I don't see why this would be true, and you don't justify it either. Some wrong theories are very easy to write/say, while the much more complex reality would require a long explanation.

(2) I didn't spell out what I meant. First, I'll note that this isn't without precedent. Consider how Mark describes the way in which Jesus taught:

Are you arguing that the precedent of doing things like Jesus supposedly did should be guiding for a rationality forum like LessWrong?

So why do I think this post got downvoted?

The key reason is that its reader didn't find it valuable. To get upvoted you need to write posts that readers find valuable. 

True[1] but unhelpful, like "your party lost the election because people didn't vote for it" and "this species was evolutionarily successful because organisms of this species produced plenty of descendants-of-descendants-of-descendants". I'm not very convinced by MikkW's list of possible issues, but at least it makes some attempt to engage with why readers didn't find the post valuable.

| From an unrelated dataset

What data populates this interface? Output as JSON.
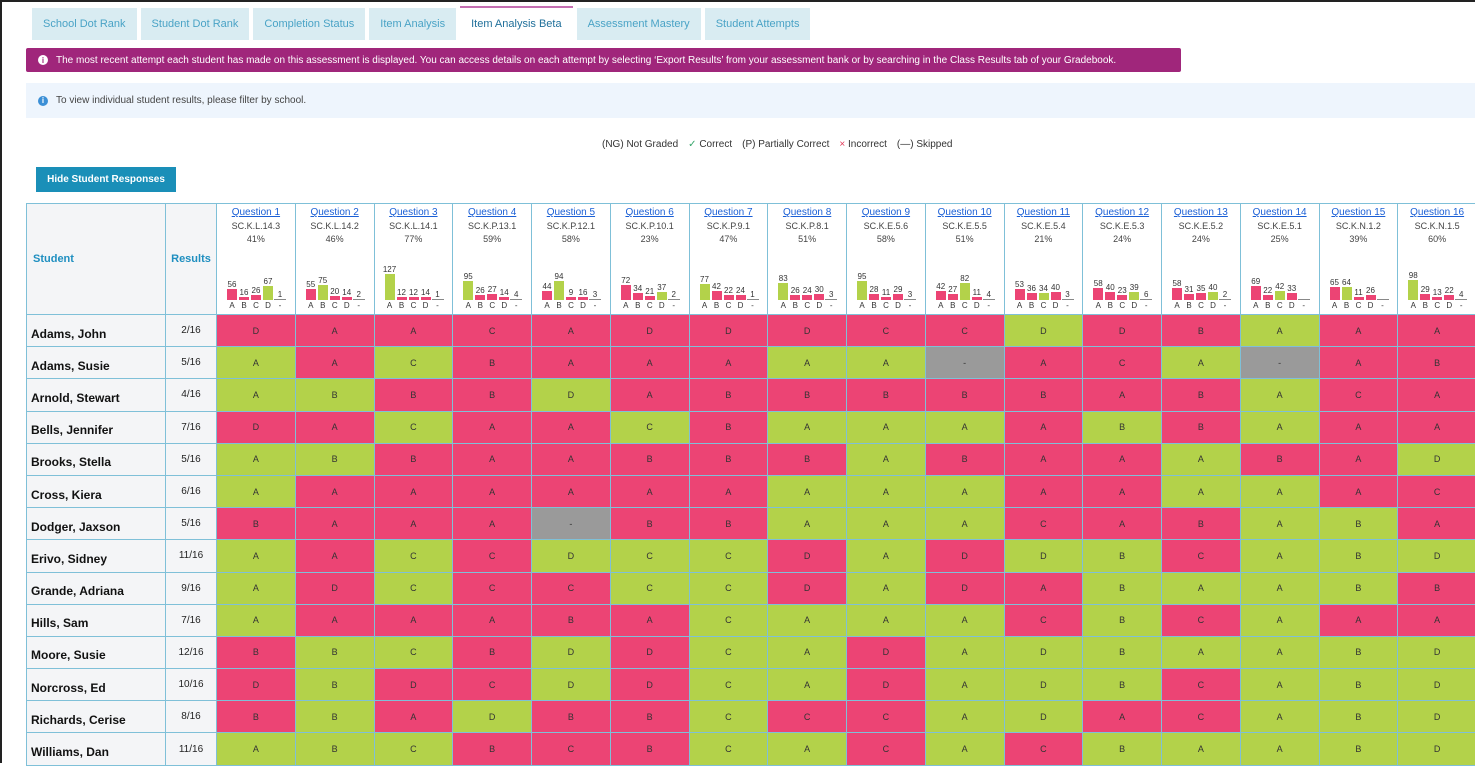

[1] Or at least true-ish. Some posts might get downvoted by, e.g., politically motivated people who downvote everything that looks like it disagrees with their politics, and a sufficiently determined group of highly-politicized downvoters could wipe out the effect of upvotes from people who found a post helpful. (So far as I know, LW doesn't currently suffer from this specific problem. There might be others of similar shape. I am not claiming that they actually are, just adding a necessary qualification.)

but at least it makes some attempt to engage with why readers didn't find the post valuable.

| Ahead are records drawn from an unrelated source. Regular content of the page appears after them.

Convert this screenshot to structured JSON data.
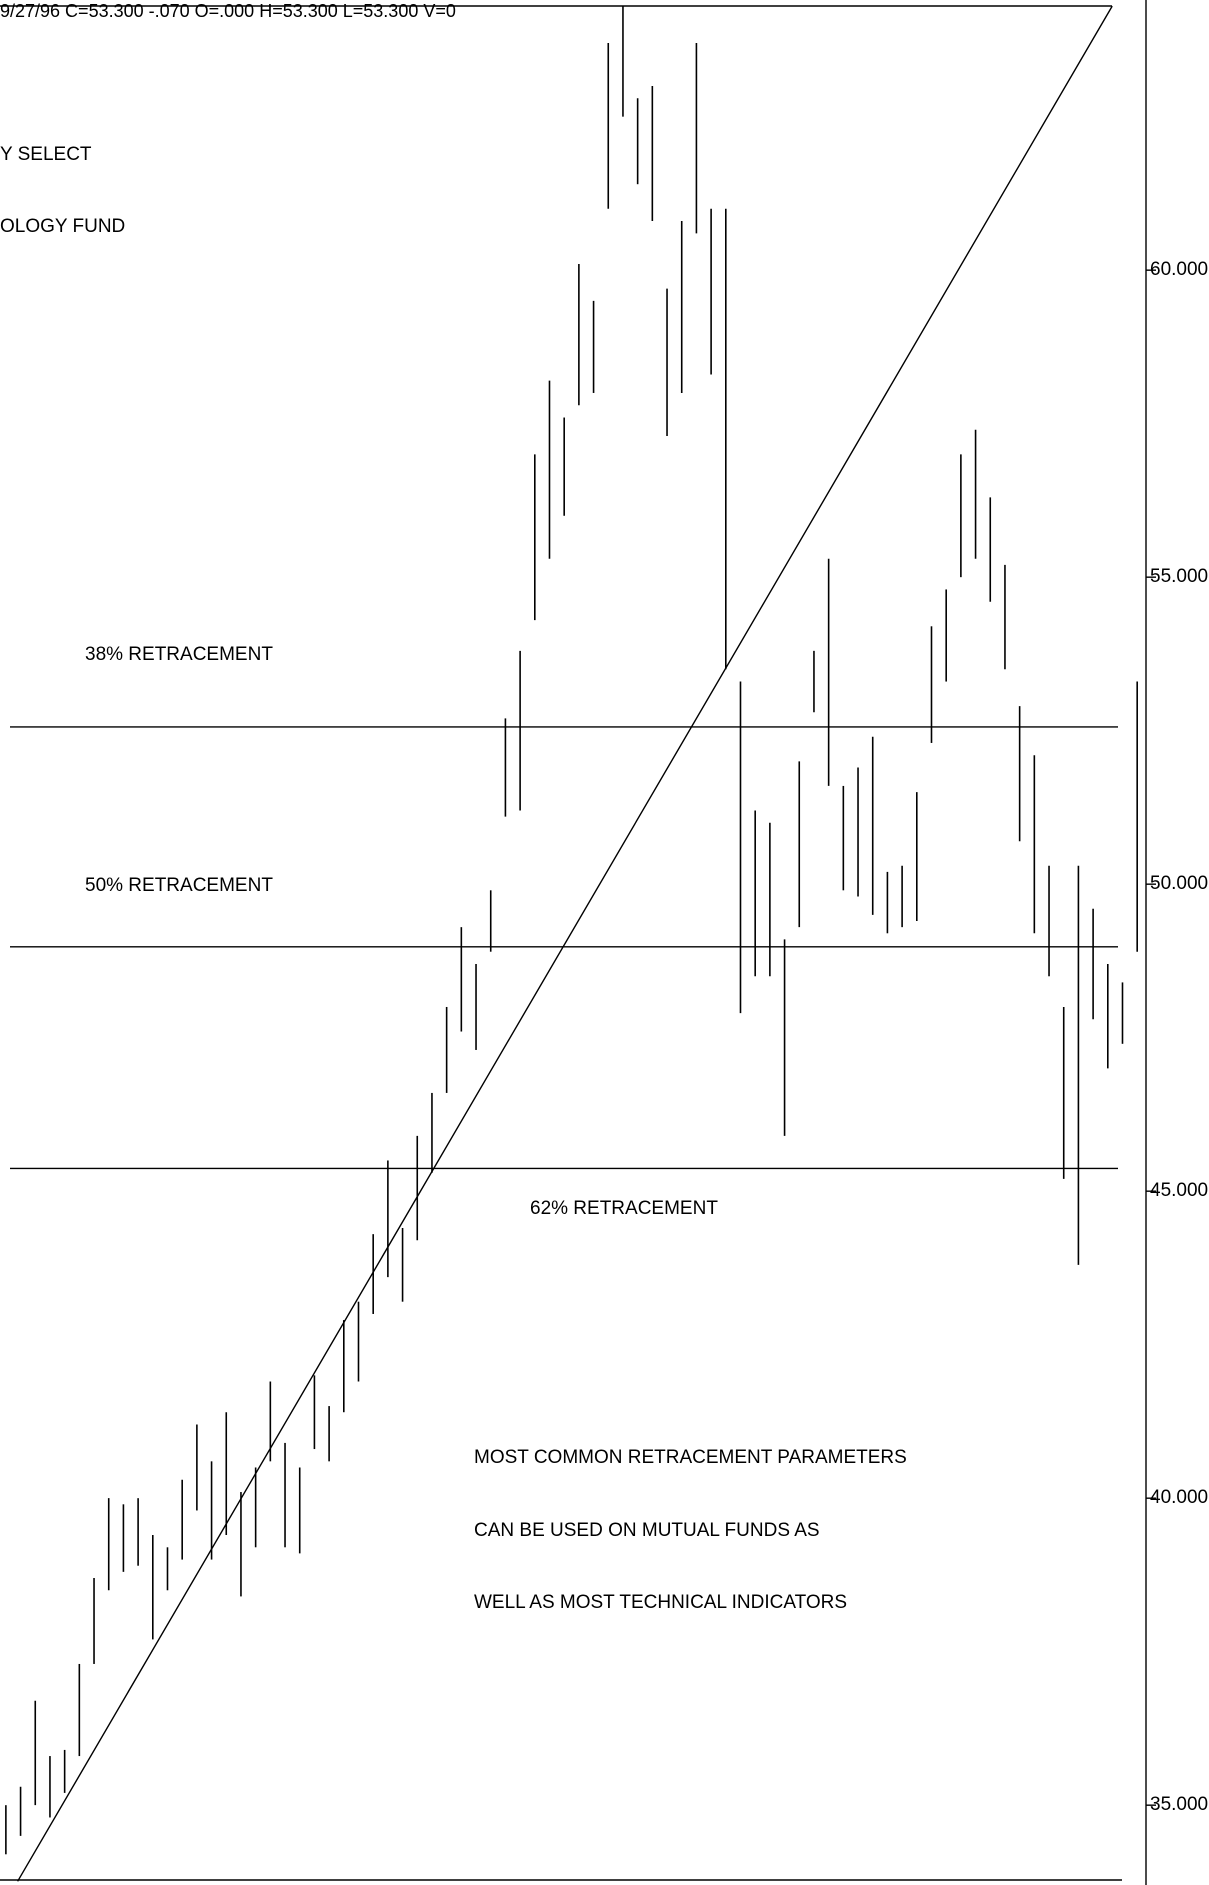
{
  "chart_data": {
    "type": "highlow",
    "header": "9/27/96 C=53.300 -.070 O=.000 H=53.300 L=53.300 V=0",
    "title_lines": [
      "Y SELECT",
      "OLOGY FUND"
    ],
    "high": [
      35.0,
      35.3,
      36.7,
      35.8,
      35.9,
      37.3,
      38.7,
      40.0,
      39.9,
      40.0,
      39.4,
      39.2,
      40.3,
      41.2,
      40.6,
      41.4,
      40.1,
      40.5,
      41.9,
      40.9,
      40.5,
      42.0,
      41.5,
      42.9,
      43.2,
      44.3,
      45.5,
      44.4,
      45.9,
      46.6,
      48.0,
      49.3,
      48.7,
      49.9,
      52.7,
      53.8,
      57.0,
      58.2,
      57.6,
      60.1,
      59.5,
      63.7,
      64.3,
      62.8,
      63.0,
      59.7,
      60.8,
      63.7,
      61.0,
      61.0,
      53.3,
      51.2,
      51.0,
      49.1,
      52.0,
      53.8,
      55.3,
      51.6,
      51.9,
      52.4,
      50.2,
      50.3,
      51.5,
      54.2,
      54.8,
      57.0,
      57.4,
      56.3,
      55.2,
      52.9,
      52.1,
      50.3,
      48.0,
      50.3,
      49.6,
      48.7,
      48.4,
      53.3
    ],
    "low": [
      34.2,
      34.5,
      35.0,
      34.8,
      35.2,
      35.8,
      37.3,
      38.5,
      38.8,
      38.9,
      37.7,
      38.5,
      39.0,
      39.8,
      39.0,
      39.4,
      38.4,
      39.2,
      40.6,
      39.2,
      39.1,
      40.8,
      40.6,
      41.4,
      41.9,
      43.0,
      43.6,
      43.2,
      44.2,
      45.3,
      46.6,
      47.6,
      47.3,
      48.9,
      51.1,
      51.2,
      54.3,
      55.3,
      56.0,
      57.8,
      58.0,
      61.0,
      62.5,
      61.4,
      60.8,
      57.3,
      58.0,
      60.6,
      58.3,
      53.5,
      47.9,
      48.5,
      48.5,
      45.9,
      49.3,
      52.8,
      51.6,
      49.9,
      49.8,
      49.5,
      49.2,
      49.3,
      49.4,
      52.3,
      53.3,
      55.0,
      55.3,
      54.6,
      53.5,
      50.7,
      49.2,
      48.5,
      45.2,
      43.8,
      47.8,
      47.0,
      47.4,
      48.9
    ],
    "levels": [
      52.56,
      48.98,
      45.37
    ],
    "level_labels": [
      "38% RETRACEMENT",
      "50% RETRACEMENT",
      "62% RETRACEMENT"
    ],
    "trend_line": {
      "x": [
        0.8,
        75.3
      ],
      "values": [
        33.76,
        64.3
      ]
    },
    "notes": [
      "MOST COMMON RETRACEMENT PARAMETERS",
      "CAN BE USED ON MUTUAL FUNDS AS",
      "WELL AS MOST TECHNICAL INDICATORS"
    ],
    "xlim": [
      -0.4,
      77.6
    ],
    "ylim": [
      33.7,
      64.4
    ],
    "yticks": [
      {
        "value": 35,
        "label": "35.000"
      },
      {
        "value": 40,
        "label": "40.000"
      },
      {
        "value": 45,
        "label": "45.000"
      },
      {
        "value": 50,
        "label": "50.000"
      },
      {
        "value": 55,
        "label": "55.000"
      },
      {
        "value": 60,
        "label": "60.000"
      }
    ],
    "color": "#000000"
  }
}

I don't think so. To me, his list sounds like trying to understand reasons why the post is judged negatively. 

People get trained in school and university to write without any considerations for whether or not their writing is valuable and get graded in a way that's independent of the value provided by an essay. The essay gets read by the teacher because the teacher is paid to read it and not because it provides them with other value. 

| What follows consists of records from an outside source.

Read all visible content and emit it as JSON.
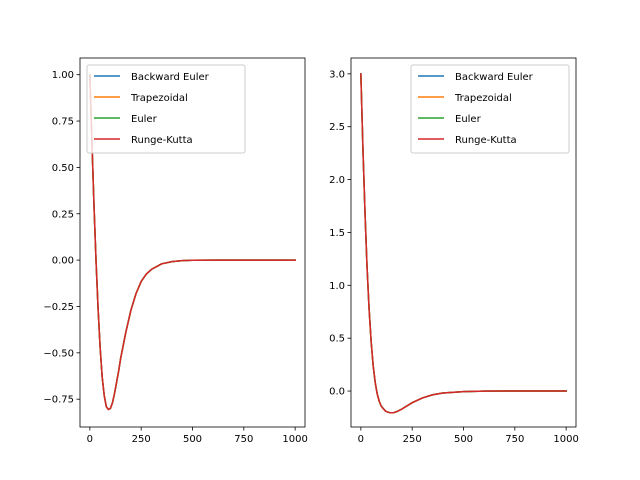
{
  "chart_data": [
    {
      "type": "line",
      "xlim": [
        -48,
        1048
      ],
      "ylim": [
        -0.9,
        1.09
      ],
      "xticks": [
        0,
        250,
        500,
        750,
        1000
      ],
      "xtick_labels": [
        "0",
        "250",
        "500",
        "750",
        "1000"
      ],
      "yticks": [
        -0.75,
        -0.5,
        -0.25,
        0.0,
        0.25,
        0.5,
        0.75,
        1.0
      ],
      "ytick_labels": [
        "−0.75",
        "−0.50",
        "−0.25",
        "0.00",
        "0.25",
        "0.50",
        "0.75",
        "1.00"
      ],
      "legend": "top-left",
      "grid": false,
      "x": [
        0,
        10,
        20,
        30,
        40,
        50,
        60,
        70,
        80,
        90,
        100,
        110,
        120,
        130,
        140,
        150,
        175,
        200,
        225,
        250,
        275,
        300,
        350,
        400,
        450,
        500,
        600,
        700,
        800,
        900,
        1000
      ],
      "series": [
        {
          "name": "Backward Euler",
          "color": "#1f77b4",
          "values": [
            1.0,
            0.64,
            0.3,
            0.0,
            -0.26,
            -0.47,
            -0.63,
            -0.73,
            -0.79,
            -0.805,
            -0.8,
            -0.77,
            -0.72,
            -0.66,
            -0.6,
            -0.53,
            -0.39,
            -0.27,
            -0.18,
            -0.115,
            -0.075,
            -0.05,
            -0.02,
            -0.008,
            -0.003,
            -0.001,
            0.0,
            0.0,
            0.0,
            0.0,
            0.0
          ]
        },
        {
          "name": "Trapezoidal",
          "color": "#ff7f0e",
          "values": [
            1.0,
            0.64,
            0.3,
            0.0,
            -0.26,
            -0.47,
            -0.63,
            -0.73,
            -0.79,
            -0.805,
            -0.8,
            -0.77,
            -0.72,
            -0.66,
            -0.6,
            -0.53,
            -0.39,
            -0.27,
            -0.18,
            -0.115,
            -0.075,
            -0.05,
            -0.02,
            -0.008,
            -0.003,
            -0.001,
            0.0,
            0.0,
            0.0,
            0.0,
            0.0
          ]
        },
        {
          "name": "Euler",
          "color": "#2ca02c",
          "values": [
            1.0,
            0.64,
            0.3,
            0.0,
            -0.26,
            -0.47,
            -0.63,
            -0.73,
            -0.79,
            -0.805,
            -0.8,
            -0.77,
            -0.72,
            -0.66,
            -0.6,
            -0.53,
            -0.39,
            -0.27,
            -0.18,
            -0.115,
            -0.075,
            -0.05,
            -0.02,
            -0.008,
            -0.003,
            -0.001,
            0.0,
            0.0,
            0.0,
            0.0,
            0.0
          ]
        },
        {
          "name": "Runge-Kutta",
          "color": "#d62728",
          "values": [
            1.0,
            0.64,
            0.3,
            0.0,
            -0.26,
            -0.47,
            -0.63,
            -0.73,
            -0.79,
            -0.805,
            -0.8,
            -0.77,
            -0.72,
            -0.66,
            -0.6,
            -0.53,
            -0.39,
            -0.27,
            -0.18,
            -0.115,
            -0.075,
            -0.05,
            -0.02,
            -0.008,
            -0.003,
            -0.001,
            0.0,
            0.0,
            0.0,
            0.0,
            0.0
          ]
        }
      ]
    },
    {
      "type": "line",
      "xlim": [
        -48,
        1048
      ],
      "ylim": [
        -0.34,
        3.15
      ],
      "xticks": [
        0,
        250,
        500,
        750,
        1000
      ],
      "xtick_labels": [
        "0",
        "250",
        "500",
        "750",
        "1000"
      ],
      "yticks": [
        0.0,
        0.5,
        1.0,
        1.5,
        2.0,
        2.5,
        3.0
      ],
      "ytick_labels": [
        "0.0",
        "0.5",
        "1.0",
        "1.5",
        "2.0",
        "2.5",
        "3.0"
      ],
      "legend": "top-right",
      "grid": false,
      "x": [
        0,
        5,
        10,
        20,
        30,
        40,
        50,
        60,
        70,
        80,
        90,
        100,
        120,
        140,
        160,
        180,
        200,
        250,
        300,
        350,
        400,
        500,
        600,
        700,
        800,
        900,
        1000
      ],
      "series": [
        {
          "name": "Backward Euler",
          "color": "#1f77b4",
          "values": [
            3.0,
            2.65,
            2.3,
            1.7,
            1.18,
            0.78,
            0.47,
            0.24,
            0.08,
            -0.03,
            -0.1,
            -0.145,
            -0.19,
            -0.205,
            -0.205,
            -0.19,
            -0.17,
            -0.11,
            -0.065,
            -0.035,
            -0.018,
            -0.005,
            -0.001,
            0.0,
            0.0,
            0.0,
            0.0
          ]
        },
        {
          "name": "Trapezoidal",
          "color": "#ff7f0e",
          "values": [
            3.0,
            2.65,
            2.3,
            1.7,
            1.18,
            0.78,
            0.47,
            0.24,
            0.08,
            -0.03,
            -0.1,
            -0.145,
            -0.19,
            -0.205,
            -0.205,
            -0.19,
            -0.17,
            -0.11,
            -0.065,
            -0.035,
            -0.018,
            -0.005,
            -0.001,
            0.0,
            0.0,
            0.0,
            0.0
          ]
        },
        {
          "name": "Euler",
          "color": "#2ca02c",
          "values": [
            3.0,
            2.65,
            2.3,
            1.7,
            1.18,
            0.78,
            0.47,
            0.24,
            0.08,
            -0.03,
            -0.1,
            -0.145,
            -0.19,
            -0.205,
            -0.205,
            -0.19,
            -0.17,
            -0.11,
            -0.065,
            -0.035,
            -0.018,
            -0.005,
            -0.001,
            0.0,
            0.0,
            0.0,
            0.0
          ]
        },
        {
          "name": "Runge-Kutta",
          "color": "#d62728",
          "values": [
            3.0,
            2.65,
            2.3,
            1.7,
            1.18,
            0.78,
            0.47,
            0.24,
            0.08,
            -0.03,
            -0.1,
            -0.145,
            -0.19,
            -0.205,
            -0.205,
            -0.19,
            -0.17,
            -0.11,
            -0.065,
            -0.035,
            -0.018,
            -0.005,
            -0.001,
            0.0,
            0.0,
            0.0,
            0.0
          ]
        }
      ]
    }
  ]
}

On the other hand, when writing posts on LessWrong it matters whether or not the reader gets value from reading it. 

 Larry McEnerney does a good job at laying out the difference:

I'm not very convinced by MikkW's list of possible issues, but at least it makes some attempt to engage with why readers didn't find the post valuable.

I would be interested to hear if there are any issues with the «Army of Jakoths» post that I didn't identify here

A few that come to mind. I'm describing rather than endorsing here but these are all issues that I think it would be at least reasonable for a reader to have.

  • "It's just not very well written". A reader might have no problem with poetic or pseudopoetic style but might think you haven't done a good job. (Cf. Viliam's comment.)
  • "Specifically, it's trying to look like poetry without in any useful sense being poetry". (Cf. Viliam's comment, again.)
  • "It's making an analogy but the analogy isn't actually a good match". (E.g., because, as I pointed out in a comment, it's not so hard to tell whether there's an actual invading army that's about to loot your home and massacre your family. Or because it conflates hostility with indifference and one might reasonably feel differently about someone who hates you and wants you dead, versus someone/something that has merely noticed that "you are used of atoms it can use for something else".)
  • "The foolish neighbour is a straw man". A reader might consider that AI doom naysayers typically have less silly things to say than just "it's absurdly improbable". (I have less sympathy for this one than for the others, because I do frequently hear people dismissing AI doom on grounds I can't distinguish from "this obviously seems silly to me".)
  • "It's incorrectly written". (Complaining about punctuation and grammar.)

A general pattern here: you listed a number of issues and it seems like you conspicuously avoided ones of the form "readers found the post to be of low quality", as opposed to "readers had an irrational dislike to one of the reasonable stylistic choices made in writing the post".